Die Adipositas-Pandemie ist noch nicht unter Kontrolle
Nach den Daten des Robert Koch-Institut wird deutschlandweit bei jedem vierten Erwachsene eine krankhafte Adipositas diagnostiziert. Noch immer herrscht die irrtümliche Meinung vor, dass es sich um ein kosmetisches Problem handelt, obwohl mehr als 60 Begleit- und Folgeerkrankungen in diesem Kollektiv bekannt sind. Tatsächlich handelt es sich um eine chronische Erkrankung, bei der die meisten therapeutischen oder diätetischen Möglichkeiten nur kurzfristig Erfolge zeigen, gefolgt von Rezidiven, durch die jedes jemals erreichte höchste Gewicht erneut angestrebt und oft noch übertroffen wird.
Enorme Anstrengungen für die Betroffenen, für die behandelnden Ärzte und das gesamte Gesundheitssystem bedeutet es, das Risiko der Komorbidität zu kontrollieren. Es drohen Bluthochdruck, Herzerkrankung und Typ 2-Diabetes, Schlafstörungen und Schlafapnoe treten häufiger auf, orthopädische Intervention wird bei Gelenküberlastung gesucht, nicht-alkoholische Fettleber, Atemnot, und ein erhöhtes Krebsrisiko sind in diesem Kollektiv erhöht. Damit benötigen Personen mit Adipositas neben ihrem Hausarzt und Internisten ein breites Spektrum von Fachärzten, die sich mit der Behandlung der Folge- und Begleiterkrankungen des starken Übergewichts auseinandersetzen.
Die körpereigenen Ursachen stellen sich nicht selten als ein therapieresistentes Problem heraus, weil sich metabolische und hormonelle Signale gegen jeglichen Gewichtsverlust wehren.
Die Ursachenforschung betrachtet daher die hohe Energiezufuhr durch Ernährungsfehler bei gleichzeitig zu geringer Energieverbrennung durch praktizierte Inaktivität und Bewegungsverweigerung als evident.
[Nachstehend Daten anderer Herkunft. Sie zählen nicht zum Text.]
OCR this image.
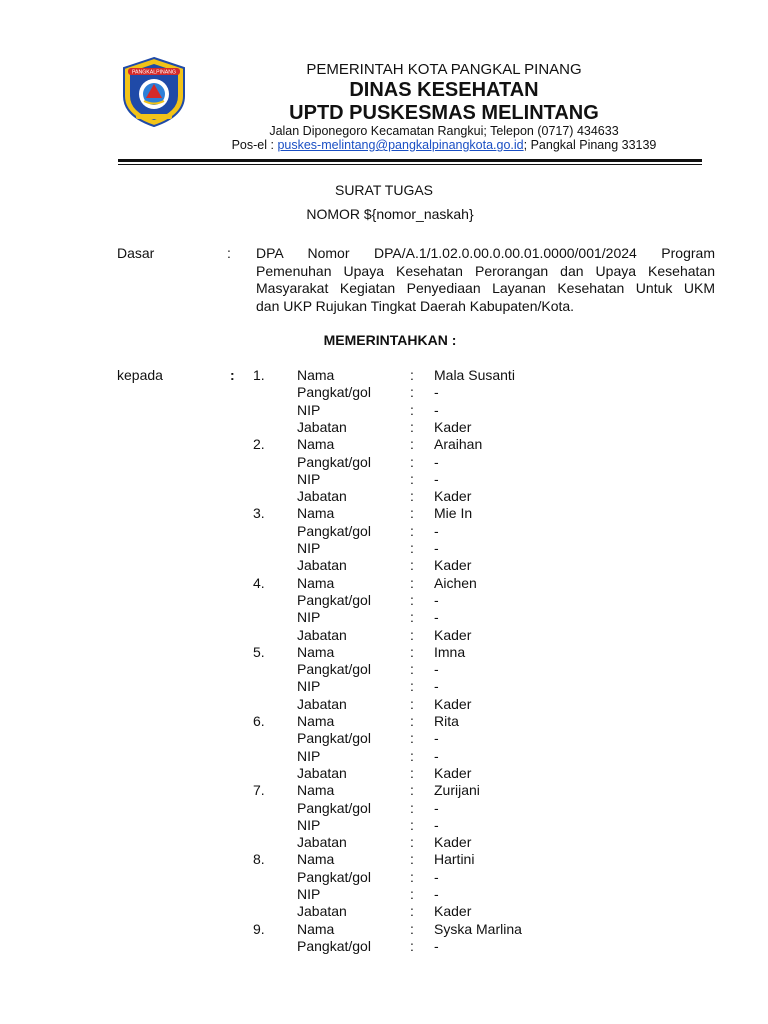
PANGKALPINANG	PEMERINTAH KOTA PANGKAL PINANG
DINAS KESEHATAN
UPTD PUSKESMAS MELINTANG
Jalan Diponegoro Kecamatan Rangkui; Telepon (0717) 434633
Pos-el : puskes-melintang@pangkalpinangkota.go.id; Pangkal Pinang 33139
SURAT TUGAS
NOMOR ${nomor_naskah}
Dasar	: DPA Nomor DPA/A.1/1.02.0.00.0.00.01.0000/001/2024 Program
Pemenuhan Upaya Kesehatan Perorangan dan Upaya Kesehatan
Masyarakat Kegiatan Penyediaan Layanan Kesehatan Untuk UKM
dan UKP Rujukan Tingkat Daerah Kabupaten/Kota.
MEMERINTAHKAN :
kepada	: 1. Nama	: Mala Susanti
Pangkat/gol	: -
NIP	: -
Jabatan	: Kader
2. Nama	: Araihan
Pangkat/gol	: -
NIP	: -
Jabatan	: Kader
3. Nama	: Mie In
Pangkat/gol	: -
NIP	: -
Jabatan	: Kader
4. Nama	: Aichen
Pangkat/gol	: -
NIP	: -
Jabatan	: Kader
5. Nama	: Imna
Pangkat/gol	: -
NIP	: -
Jabatan	: Kader
6. Nama	: Rita
Pangkat/gol	: -
NIP	: -
Jabatan	: Kader
7. Nama	: Zurijani
Pangkat/gol	: -
NIP	: -
Jabatan	: Kader
8. Nama	: Hartini
Pangkat/gol	: -
NIP	: -
Jabatan	: Kader
9. Nama	: Syska Marlina
Pangkat/gol	: -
Die genetische Ausstattung des Einzelnen sowie die meist Dopamin-induzierten, neuroendokrinen Prozesse vom und zum Belohnungssystem im Gehirn sind dabei die wichtigen Mitwirkenden.
Im täglichen Miteinander und auch im Gesundheitswesen haben sich – entgegen der Kenntnisse um die körpereigene Mitwirkung und den Erkrankungscharakter – negative Betrachtungen wie „undiszipliniert, willensschwach, und eigene Schuld“ als Vorurteile etabliert im sozialen und beruflichen Umfeld der Betroffenen.
Solche Stigmatisierungen gehen an der Tatsache vorbei, dass es sich um eine chronisch-systemische Erkrankung handelt, für die kaum evidenzbasierte und qualitätsorientierte Behandlungen existieren. Die meisten jemals zu Behandlung von Übergewicht und Adipositas entwickelten und dem Markt verfügbaren Medikamente scheiterten an den kaum tolerierbaren Nebenwirkungen, die insbesondere die Psyche betrafen und depressive Episoden hervorriefen. Alle Medikamente zur Gewichtsreduktion wurden daher in der Vergangenheit von den Herstellern zurück gerufen.
So bleiben lediglich die Senkung der aufgenommenen Nahrungsenergie und die Aufforderung zu zur regelmäßigen, energiezehrenden körperlichen Aktivität, für die allerdings Disziplin, Willenskraft und konsequentes Durchhalten unverzichtbar sind.
Der Entschluss zu einer Adipositas-chirurgischen Intervention kann als eine letzte Möglichkeit der Gewichtsreduktion bei krankhaft adipösen Menschen erforderlich werden, um vor den Folge- und Begleiterkrankungen der Adipositas zu bewahren.